I did not decide you were "just making all this stuff up".  I am just sick of hearing you go on about things like this that I have never personally seen happen or even heard about from anyone not on a message board, without one single anecdote to show what you're talking about or one single guess at what might actually be happening to cause it.  If I have to attack you to find out WTF you are talking about, so be it.

rohina:
Guh, more reading failure. No one was MAKING this person take English. They were encouraging her, merely because she had expressed an interest in it, and in spite of a bunch of issues that made it pretty much contra-indicated. If my blind person had insisted on majoring in Art History, do you think that is something she should have been encouraged to do? Or at some point, does someone need to say, "Uh, dude, if you can't see the paintings, it is going to be a bit difficult for you to write essays about them"?

What the hell is your argument, now? That my experience is nothing but anecdotal? Possibly, except I have had discussions with other academics about similar situations. Oh, but you don't believe me when I say that? Because really, your argument, based on nothing, is that you have decided I am bad at my job?

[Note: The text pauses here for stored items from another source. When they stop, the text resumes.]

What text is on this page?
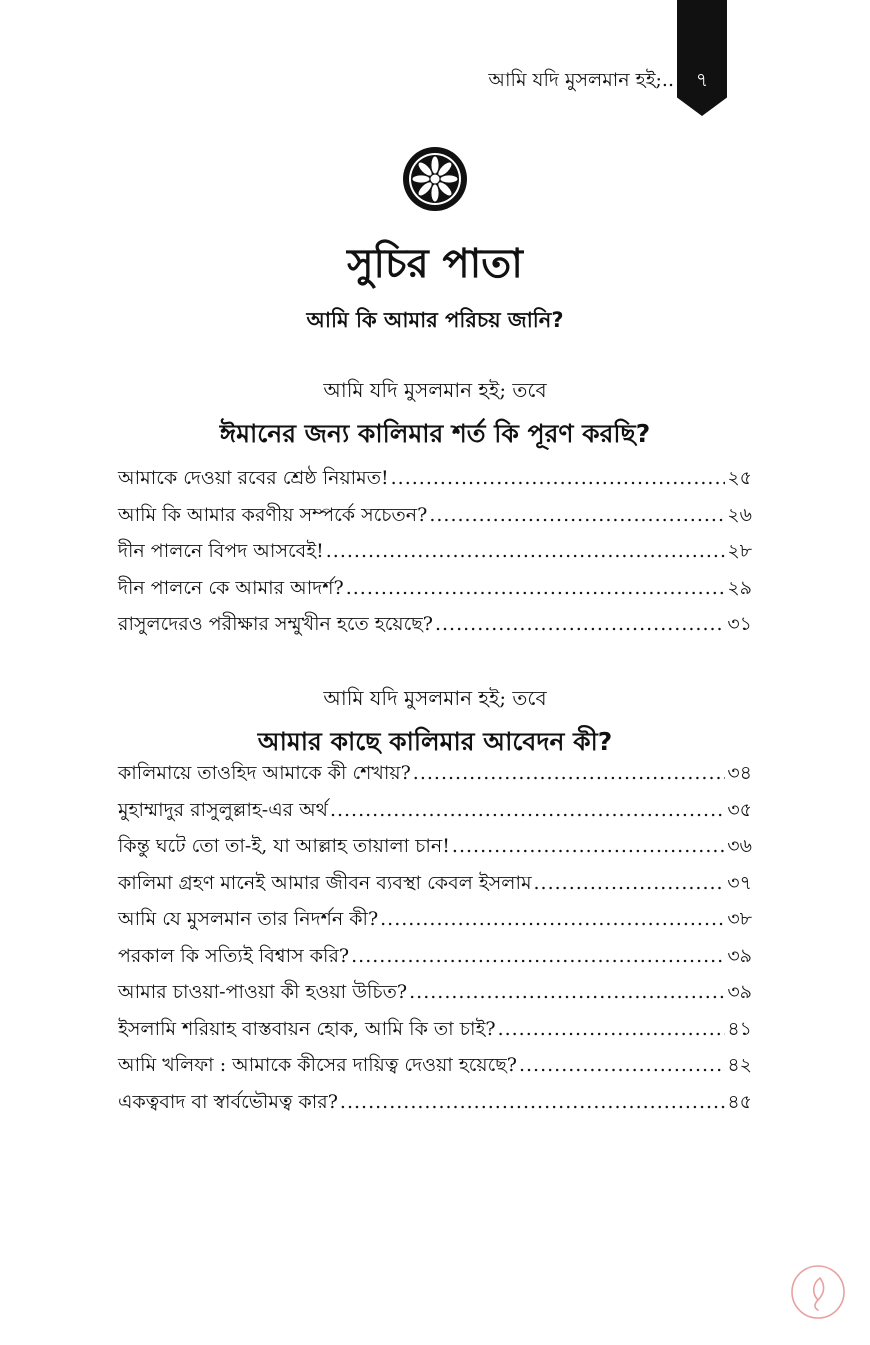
আমি যদি মুসলমান হই;..	৭
সুচির পাতা
আমি কি আমার পরিচয় জানি?
আমি যদি মুসলমান হই; তবে
ঈমানের জন্য কালিমার শর্ত কি পূরণ করছি?
আমাকে দেওয়া রবের শ্রেষ্ঠ নিয়ামত! .....	২৫
আমি কি আমার করণীয় সম্পর্কে সচেতন? .....	২৬
দীন পালনে বিপদ আসবেই! .....	২৮
দীন পালনে কে আমার আদর্শ? .....	২৯
রাসুলদেরও পরীক্ষার সম্মুখীন হতে হয়েছে? .....	৩১
আমি যদি মুসলমান হই; তবে
আমার কাছে কালিমার আবেদন কী?
কালিমায়ে তাওহিদ আমাকে কী শেখায়? .....	৩৪
মুহাম্মাদুর রাসুলুল্লাহ-এর অর্থ .....	৩৫
কিন্তু ঘটে তো তা-ই, যা আল্লাহ তায়ালা চান! .....	৩৬
কালিমা গ্রহণ মানেই আমার জীবন ব্যবস্থা কেবল ইসলাম .....	৩৭
আমি যে মুসলমান তার নিদর্শন কী? .....	৩৮
পরকাল কি সত্যিই বিশ্বাস করি? .....	৩৯
আমার চাওয়া-পাওয়া কী হওয়া উচিত? .....	৩৯
ইসলামি শরিয়াহ বাস্তবায়ন হোক, আমি কি তা চাই? .....	৪১
আমি খলিফা : আমাকে কীসের দায়িত্ব দেওয়া হয়েছে? .....	৪২
একত্ববাদ বা স্বার্বভৌমত্ব কার? .....	৪৫
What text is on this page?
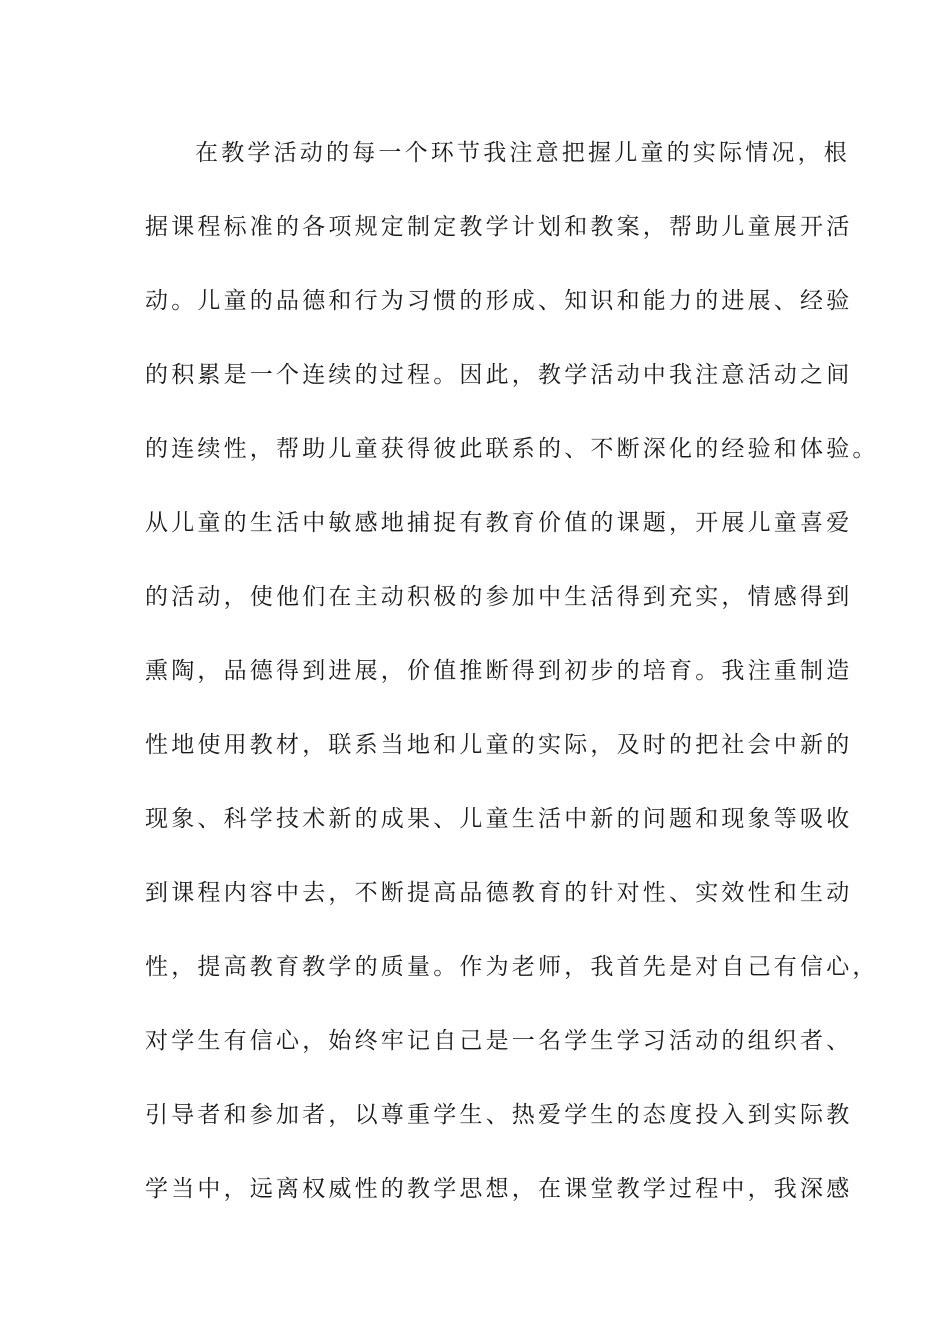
在教学活动的每一个环节我注意把握儿童的实际情况，根
据课程标准的各项规定制定教学计划和教案，帮助儿童展开活
动。儿童的品德和行为习惯的形成、知识和能力的进展、经验
的积累是一个连续的过程。因此，教学活动中我注意活动之间
的连续性，帮助儿童获得彼此联系的、不断深化的经验和体验。
从儿童的生活中敏感地捕捉有教育价值的课题，开展儿童喜爱
的活动，使他们在主动积极的参加中生活得到充实，情感得到
熏陶，品德得到进展，价值推断得到初步的培育。我注重制造
性地使用教材，联系当地和儿童的实际，及时的把社会中新的
现象、科学技术新的成果、儿童生活中新的问题和现象等吸收
到课程内容中去，不断提高品德教育的针对性、实效性和生动
性，提高教育教学的质量。作为老师，我首先是对自己有信心，
对学生有信心，始终牢记自己是一名学生学习活动的组织者、
引导者和参加者，以尊重学生、热爱学生的态度投入到实际教
学当中，远离权威性的教学思想，在课堂教学过程中，我深感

What is your evidence to support your position? That you had some teachers who had trouble putting up with your shit? How is that valid, if you are dismissing everyone else's personal experience?

As far as your "I am sick of you saying things outside my experience", well, I am sorry your experiences are so limited. Have you asked an educator about these issues? I mean, if you are complaining that you haven't encountered these opinions elsewhere, I have to ask if you have put yourself in the way of encountering them. MATY is full of people I wouldn't meet AFK. It's one of the things I like about this place, actually, since meeting retired mercenaries who live in bunkers is not something that would normally happened to my sheltered, Ivory Tower, self. Meeting entitled assholes who think they are smarter than they are is something I have no shortage of in my workaday life, though.

If you are now dismissing arguments people are making here because they are making them here, I have to ask wtf you think you are going to accomplish. Maybe you should go have a lie down.